The animation will remind Americans of a certain age of the “School House Rock” classic about how a bill becomes a law, while the background piano music evokes the theme music from “Peanuts.” Americans of a slightly younger age will think of the “Harold and Kumar” movies because the video is narrated by the actor Kal Penn. After more than a year working for the administration, Penn recently resigned from his post as Associate Director in the White House Office of Public Engagement.
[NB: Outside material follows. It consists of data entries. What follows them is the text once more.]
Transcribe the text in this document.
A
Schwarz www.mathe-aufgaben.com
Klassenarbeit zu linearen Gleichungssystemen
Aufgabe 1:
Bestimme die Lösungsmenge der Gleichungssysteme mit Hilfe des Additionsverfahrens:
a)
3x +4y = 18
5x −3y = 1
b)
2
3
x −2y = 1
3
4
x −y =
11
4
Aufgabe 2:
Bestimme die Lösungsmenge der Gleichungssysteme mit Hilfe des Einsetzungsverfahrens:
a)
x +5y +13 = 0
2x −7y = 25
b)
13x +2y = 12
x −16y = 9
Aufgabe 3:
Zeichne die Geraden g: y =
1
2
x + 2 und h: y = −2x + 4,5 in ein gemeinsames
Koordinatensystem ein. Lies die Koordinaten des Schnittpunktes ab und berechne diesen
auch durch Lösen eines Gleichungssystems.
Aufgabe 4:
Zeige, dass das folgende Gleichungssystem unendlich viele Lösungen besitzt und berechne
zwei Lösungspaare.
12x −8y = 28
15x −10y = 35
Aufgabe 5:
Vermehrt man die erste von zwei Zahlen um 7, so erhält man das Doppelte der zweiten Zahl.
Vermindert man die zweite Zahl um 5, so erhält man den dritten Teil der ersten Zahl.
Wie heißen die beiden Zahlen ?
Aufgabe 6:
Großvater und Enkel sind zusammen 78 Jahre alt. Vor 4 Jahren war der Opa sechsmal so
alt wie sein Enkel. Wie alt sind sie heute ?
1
If the desultory audience reaction to our reg reform stories is any indication, the White House has good reason for upping the entertainment value of this video. While unlikely to surplant “Despicable Me” as this summer’s blockbuster, the video attempts to boil regulatory reform down to its bare essentials:
• Wall Street behaved badly, gambling on mortgage-backed securities and putting the entire economy at risk. “As a result, millions went unemployed, small businesses couldn’t get credit; the middle class got squeezed,” Penn explains.
• The resulting decline in economic activity and home prices put millions of Americans at risk of foreclosure. “To make matters worse, everyone’s 401k probably took a big hit too,” Penn explains. “And to top it all off, the government had to bail out the big bank using your tax dollars because it was, as they say ‘too big to fail.’
• “Risky behavior” by Wall Street banks “had to be stopped…and that’s just what reform will do,” the video claims, citing the creation of the Consumer Financial Protection Agency (CFPA).
• Thanks to the CFPA, “unintelligible mortgages will get a whole lot simpler” and there will be clearer language on credit cards, overdraft fees and student loans.
The video is an obvious simplification of a very complex issue and critics of the bill (and the White House) will certainly have “what for” to say about it, most notably when Penn claims: “For banks there’s no more betting, just banking.” (The reg reform bill does curtail proprietary trading by banks and their ability to invest in hedge funds and other speculative vehicles, but doesn’t eliminate it.)
Furthermore, the video claims “banks will be prevented from growing so large they put the entire economy at risk if they were to fail,” which sorta glosses over the fact the ‘too big to fail’ banks have become even bigger since the crisis of 2008. And the video claims there will be “no more bailouts” for banks that do get themselves in trouble, which remains to be seen.
I wonder what Tim Geithner, Ben Bernanke, Larry Summers and the other architects of the 2008 bailouts would say about that. What about you? What do you think of reg reform and the White House’s attempt to sell it?